The other major alteration was the ending. Originally far more politically charged, it featured Ernst and his former comrade Ludwig (Richard Cromwell) sadly watching a group of young boys taking part in military exercises. This was the closest the movie came to referencing the rising militarization of Germany. It was replaced by an ending that was far more conventionally romantic. It still acknowledges and condemns the current armament, but it doesn’t single out any particular country.
Though commonly assumed to be another last minute addition, the comedic scenes featuring Willy (Andy Devine) and Tjaden (Slim Summerville, the only actor to reprise his role in All Quiet on the Western Front) were part of Whale’s original cut. Other scenes were trimmed, or removed entirely, shortening the runtime from 105 to 100 minutes.
The Daily Variety claimed that, like All Quiet on the Western Front, The Road Back had been reedited for German distribution. Universal did still have holdings in Germany, and perhaps they did hope they could distribute the film there. But the studio denied that the reedits were for that specific market; Cochrane claimed he felt the material could be improved with more love scenes. A comprehensible reaction from a producer, since this was a serious, down-beat anti-war movie that wouldn’t sell well in Europe, and wouldn’t be too appealing for Americans living through the Great Depression.

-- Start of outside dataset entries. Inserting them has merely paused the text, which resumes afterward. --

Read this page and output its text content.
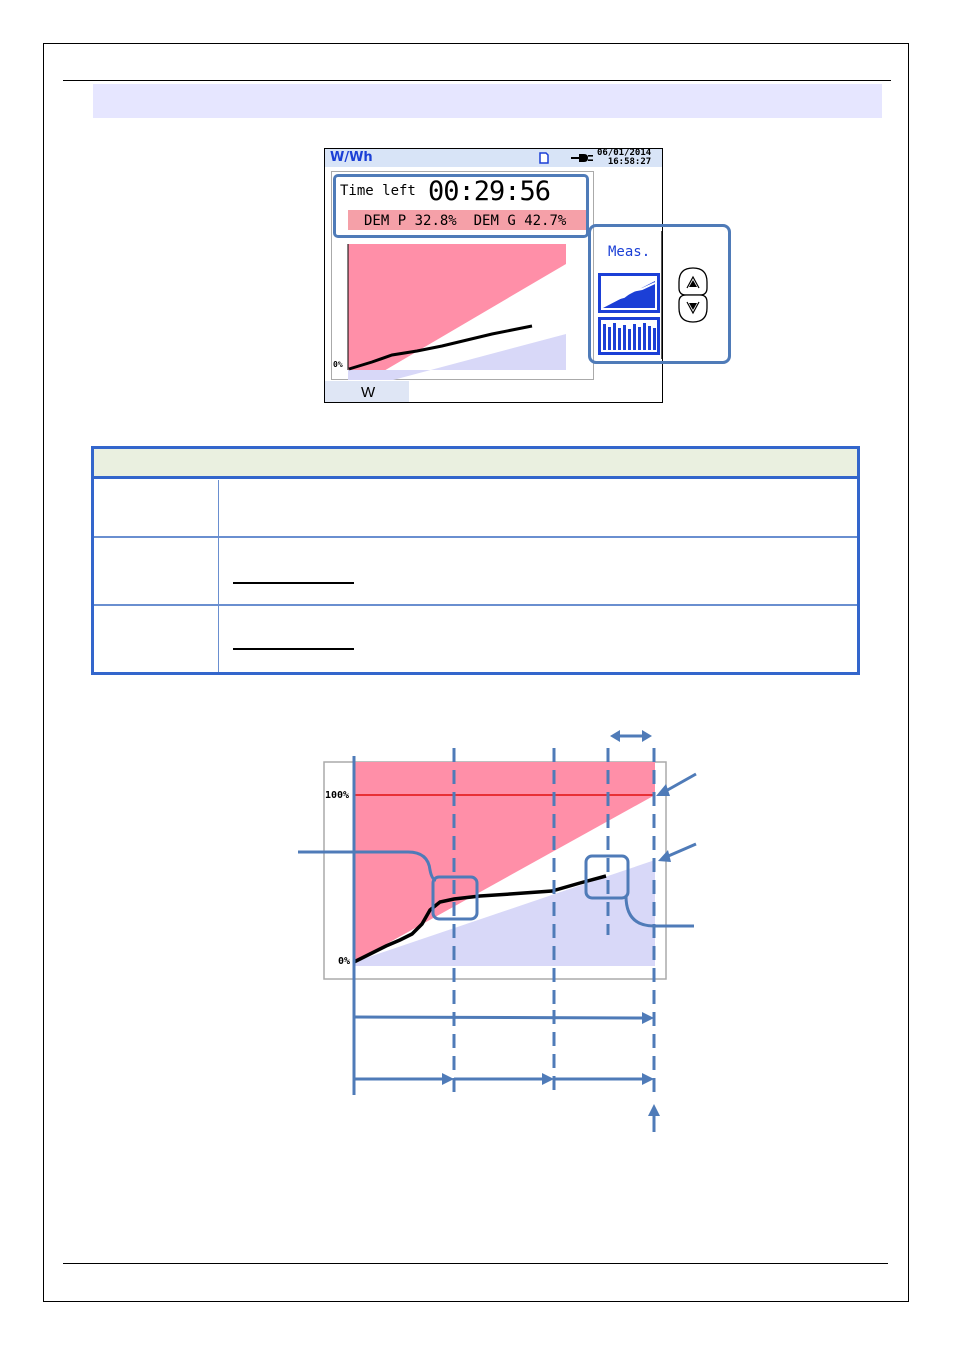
W/Wh	06/01/2014
16:58:27
0%
Time left 00:29:56
DEM P 32.8% DEM G 42.7%
Meas.
W
100%
0%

The Road Back did make some money, and got positive (if half-hearted) reviews, but it did not reach the commercial or critical heights of All Quiet on the Western Front, though like its predecessor, it was banned in Germany. It didn’t decimate Whale’s career, but it was the beginning of a decline in influence. For most of his subsequent films, Whale contended with less creative control, lower budgets, and fewer profits; he did not make another feature after 1941. In 1939, The Road Back was re-released, with added footage that made it more explicitly anti-Nazi, and included a montage featuring an actor playing Hitler. For a while, it was the only print in circulation. This restoration is similar to the studio-altered 1937 Los Angeles release, but it remains the closest approximation of Whale’s original intent.